Deus é uma construção do Homem ou o Homem é uma construção de Deus?

Ahahahahahahah! Você quer me indispor?

Era só uma provocação(zinha).

Olha, não acredito em Deus, acredito em deuses. Acredito em deuses do Iorubá, em deuses angolanos, em deuses indígenas, na mitologia grega. Acredito em todos os deuses. 

Quais são hoje as suas grandes causas?

Infelizmente, é o machistas, fascistas, racistas não passarão. E a grande causa que, infelizmente, voltou é o fascismo, que está em alta no mundo.

"O tambor dos negros mudou toda a música brasileira, a nossa literatura é muito mais diversificada. A gente cada vez mais se separa, mas acho que alguma coisa nas nossas almas ainda nos une bastante"

O filme é também importante por essa mensagem?

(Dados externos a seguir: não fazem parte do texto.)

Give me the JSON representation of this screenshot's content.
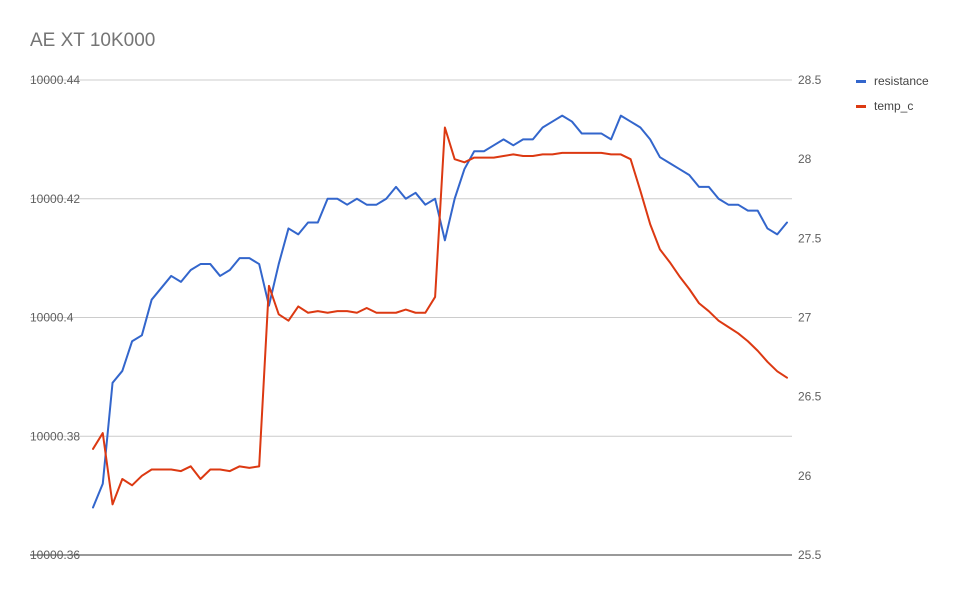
{
  "chart_data": {
    "type": "line",
    "title": "AE XT 10K000",
    "grid": true,
    "legend_position": "right",
    "y_left": {
      "ylim": [
        10000.36,
        10000.44
      ],
      "ticks": [
        10000.36,
        10000.38,
        10000.4,
        10000.42,
        10000.44
      ],
      "tick_labels": [
        "10000.36",
        "10000.38",
        "10000.4",
        "10000.42",
        "10000.44"
      ]
    },
    "y_right": {
      "ylim": [
        25.5,
        28.5
      ],
      "ticks": [
        25.5,
        26,
        26.5,
        27,
        27.5,
        28,
        28.5
      ],
      "tick_labels": [
        "25.5",
        "26",
        "26.5",
        "27",
        "27.5",
        "28",
        "28.5"
      ]
    },
    "series": [
      {
        "name": "resistance",
        "axis": "left",
        "color": "#3366cc",
        "values": [
          10000.368,
          10000.372,
          10000.389,
          10000.391,
          10000.396,
          10000.397,
          10000.403,
          10000.405,
          10000.407,
          10000.406,
          10000.408,
          10000.409,
          10000.409,
          10000.407,
          10000.408,
          10000.41,
          10000.41,
          10000.409,
          10000.402,
          10000.409,
          10000.415,
          10000.414,
          10000.416,
          10000.416,
          10000.42,
          10000.42,
          10000.419,
          10000.42,
          10000.419,
          10000.419,
          10000.42,
          10000.422,
          10000.42,
          10000.421,
          10000.419,
          10000.42,
          10000.413,
          10000.42,
          10000.425,
          10000.428,
          10000.428,
          10000.429,
          10000.43,
          10000.429,
          10000.43,
          10000.43,
          10000.432,
          10000.433,
          10000.434,
          10000.433,
          10000.431,
          10000.431,
          10000.431,
          10000.43,
          10000.434,
          10000.433,
          10000.432,
          10000.43,
          10000.427,
          10000.426,
          10000.425,
          10000.424,
          10000.422,
          10000.422,
          10000.42,
          10000.419,
          10000.419,
          10000.418,
          10000.418,
          10000.415,
          10000.414,
          10000.416
        ]
      },
      {
        "name": "temp_c",
        "axis": "right",
        "color": "#dc3912",
        "values": [
          26.17,
          26.27,
          25.82,
          25.98,
          25.94,
          26.0,
          26.04,
          26.04,
          26.04,
          26.03,
          26.06,
          25.98,
          26.04,
          26.04,
          26.03,
          26.06,
          26.05,
          26.06,
          27.2,
          27.02,
          26.98,
          27.07,
          27.03,
          27.04,
          27.03,
          27.04,
          27.04,
          27.03,
          27.06,
          27.03,
          27.03,
          27.03,
          27.05,
          27.03,
          27.03,
          27.13,
          28.2,
          28.0,
          27.98,
          28.01,
          28.01,
          28.01,
          28.02,
          28.03,
          28.02,
          28.02,
          28.03,
          28.03,
          28.04,
          28.04,
          28.04,
          28.04,
          28.04,
          28.03,
          28.03,
          28.0,
          27.8,
          27.59,
          27.43,
          27.35,
          27.26,
          27.18,
          27.09,
          27.04,
          26.98,
          26.94,
          26.9,
          26.85,
          26.79,
          26.72,
          26.66,
          26.62
        ]
      }
    ]
  }
}
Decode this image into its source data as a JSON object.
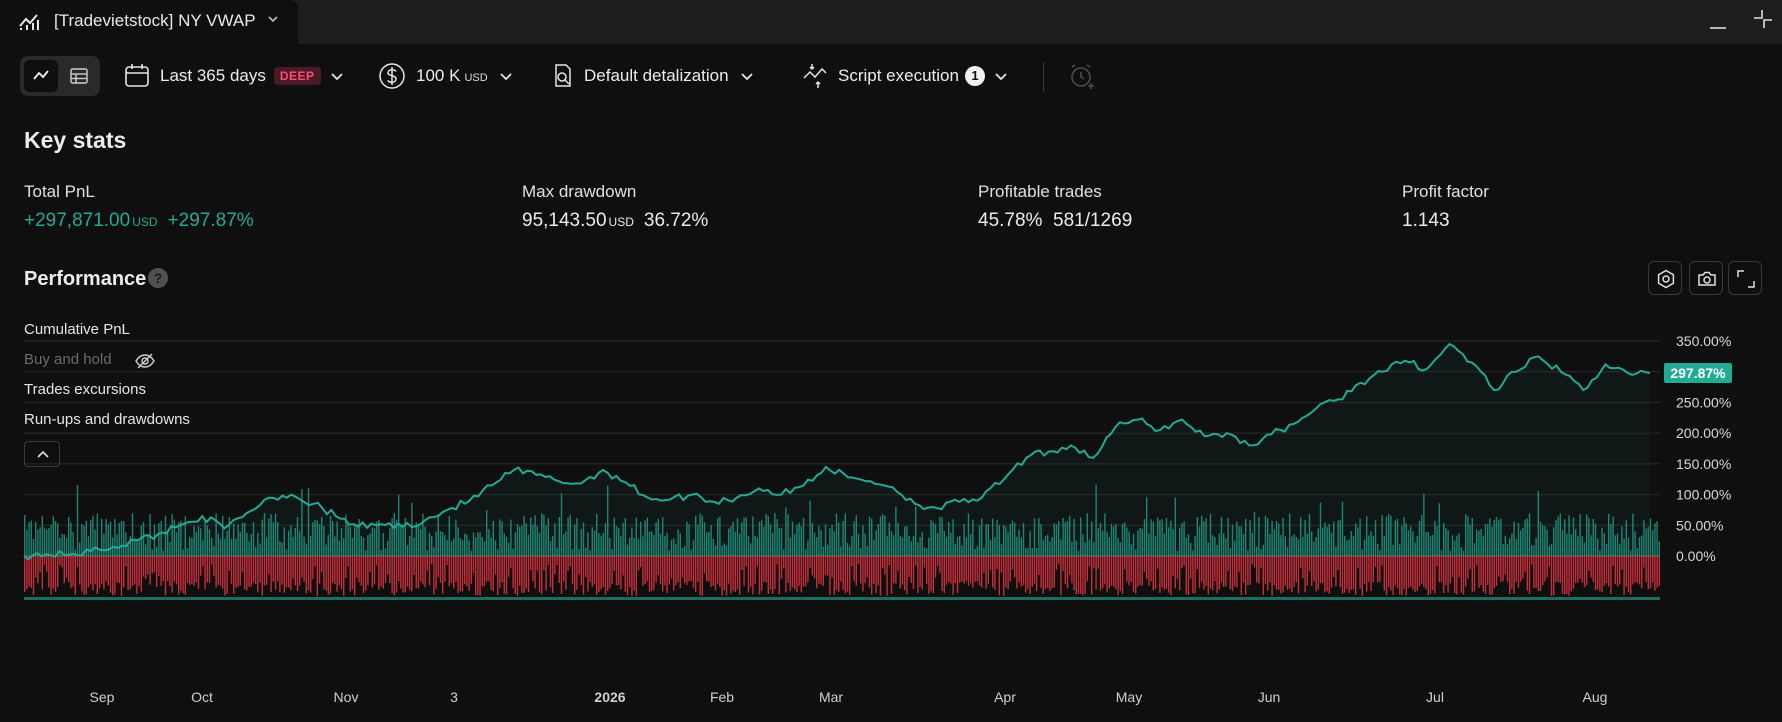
{
  "window": {
    "tab_title": "[Tradevietstock] NY VWAP"
  },
  "toolbar": {
    "date_range_label": "Last 365 days",
    "date_range_badge": "DEEP",
    "capital_value": "100 K",
    "capital_unit": "USD",
    "detalization_label": "Default detalization",
    "script_execution_label": "Script execution",
    "script_execution_count": "1"
  },
  "key_stats": {
    "title": "Key stats",
    "total_pnl": {
      "label": "Total PnL",
      "value": "+297,871.00",
      "unit": "USD",
      "percent": "+297.87%"
    },
    "max_drawdown": {
      "label": "Max drawdown",
      "value": "95,143.50",
      "unit": "USD",
      "percent": "36.72%"
    },
    "profitable_trades": {
      "label": "Profitable trades",
      "percent": "45.78%",
      "ratio": "581/1269"
    },
    "profit_factor": {
      "label": "Profit factor",
      "value": "1.143"
    }
  },
  "performance": {
    "title": "Performance",
    "help_glyph": "?",
    "legend": [
      {
        "label": "Cumulative PnL",
        "visible": true
      },
      {
        "label": "Buy and hold",
        "visible": false
      },
      {
        "label": "Trades excursions",
        "visible": true
      },
      {
        "label": "Run-ups and drawdowns",
        "visible": true
      }
    ]
  },
  "colors": {
    "accent_green": "#22ab94",
    "loss_red": "#f23645",
    "badge_red": "#ff4c73",
    "background": "#0f0f0f"
  },
  "chart_data": {
    "type": "line",
    "x_tick_labels": [
      "Sep",
      "Oct",
      "Nov",
      "3",
      "2026",
      "Feb",
      "Mar",
      "Apr",
      "May",
      "Jun",
      "Jul",
      "Aug"
    ],
    "y_tick_labels": [
      "350.00%",
      "300.00%",
      "250.00%",
      "200.00%",
      "150.00%",
      "100.00%",
      "50.00%",
      "0.00%"
    ],
    "y_unit": "%",
    "ylim": [
      -50,
      350
    ],
    "last_value_label": "297.87%",
    "series": [
      {
        "name": "Cumulative PnL",
        "x_index": [
          0,
          5,
          10,
          15,
          20,
          25,
          30,
          35,
          40,
          45,
          50,
          55,
          60,
          65,
          70,
          75,
          80,
          85,
          90,
          95,
          100,
          105,
          110,
          115,
          120,
          125,
          130,
          135,
          140,
          145,
          150,
          155,
          160,
          165,
          170,
          175,
          180,
          185,
          190,
          195,
          200,
          205,
          210,
          215,
          220,
          225,
          230,
          235,
          240,
          245,
          250,
          255,
          260,
          265,
          270,
          275,
          280,
          285,
          290,
          295,
          300,
          305,
          310,
          315,
          320,
          325,
          330,
          335,
          340,
          345,
          350,
          355,
          360,
          365
        ],
        "values": [
          0,
          3,
          2,
          8,
          15,
          25,
          35,
          50,
          65,
          45,
          70,
          95,
          100,
          85,
          65,
          48,
          52,
          48,
          58,
          75,
          90,
          115,
          140,
          132,
          122,
          118,
          140,
          120,
          95,
          92,
          100,
          88,
          95,
          110,
          100,
          115,
          145,
          128,
          122,
          112,
          85,
          78,
          88,
          95,
          125,
          160,
          170,
          180,
          160,
          210,
          222,
          205,
          222,
          195,
          200,
          180,
          198,
          215,
          240,
          255,
          282,
          300,
          318,
          305,
          345,
          315,
          270,
          300,
          325,
          300,
          270,
          312,
          298,
          297.87
        ]
      }
    ],
    "excursions_note": "Trades excursions shown as dense green (run-up) bars above 0% and red (drawdown) bars below 0%"
  }
}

Acho que está a ser. Esgotou em França, onde a extrema-direita quase ganhou as eleições, em Itália, que tem um governo de uma primeira-ministra com inspirações em Mussolini, está a esgotar até nos Estados Unidos, que estão a viver o pesadelo Trump. Acho que o filme veio numa hora em que as pessoas estavam a precisar de ouvir um pouco as palavras de Eunice Paiva, palavras de conciliação e de tolerância.

Ganhou um bolsa para estudar nos Estados Unidos. O que guarda dessa época? 

Morei nos Estados Unidos na época do boom da Internet, em 1994/95. Vivia em Palo Alto, na Califórnia, onde está a Universidade de Stanford. Silicon Valley era uma região bastante progressista - São Francisco era a capital gay, era gay friendly. Mas os Estados Unidos mudaram muito, os ricos ficaram mais ricos e os pobres ficaram mais pobres. Ainda conheci os EUA quando existia uma certa dignidade, respeito pelo outro.  

Quando morei lá, Palo Alto tinha várias livrarias, cinemas e dois os três sem-abrigo. Quando voltei, acho que 15 anos depois, tinha 100 sem-abrigo, nenhuma livraria e várias lojas da Mercedes, da Lamborghini e da Ferrari. Virou uma nova geração, sem empatia, sem noção de bem-estar social, que tomou o poder nos Estados Unidos. De lá para cá isso só piora.

Brasil e Portugal. É mais o que nos une ou aquilo que nos separa? 

Ah, o que nos une é a língua, a arquitetura, a comida. Mas fomos separados por causa da influência indígena e negra na nossa cultura, na nossa maneira de ser, não é? O espírito brasileiro é um espírito muito misturado, muito dinâmico, e tem também a influência das imigrações; São Paulo é uma cidade muito italiana, por exemplo, as pessoas falam de um jeito 'italianado'.

Mas é assim, o tambor dos negros mudou toda a música brasileira, a nossa literatura é muito mais diversificada. Mas é difícil dizer, a gente cada vez mais se separa, mas acho que alguma coisa nas nossas almas ainda nos une bastante. Tenho um pouco de ascendência portuguesa, o meu Paiva é português, o meu avô Paiva é descendente de portugueses. Mas sou muito italiano, na maneira de ser, na maneira de falar, na maneira de ver a vida.

Sobre o que vai escrever a seguir?

Já escrevi, já está pronto. É um livro chamado "O Novo Normal", sobre quando fui pai, quando me separei, quando houve a pandemia e o governo Bolsonaro. E quando a minha mãe morreu. É um livro que praticamente é uma sequência do "Ainda Estou Aqui". Já está escrito, vai ser publicado pela mesma editora depois do Carnaval. E é uma obra que não é igual, mas é muito semelhante a tudo o que eu tenho feito.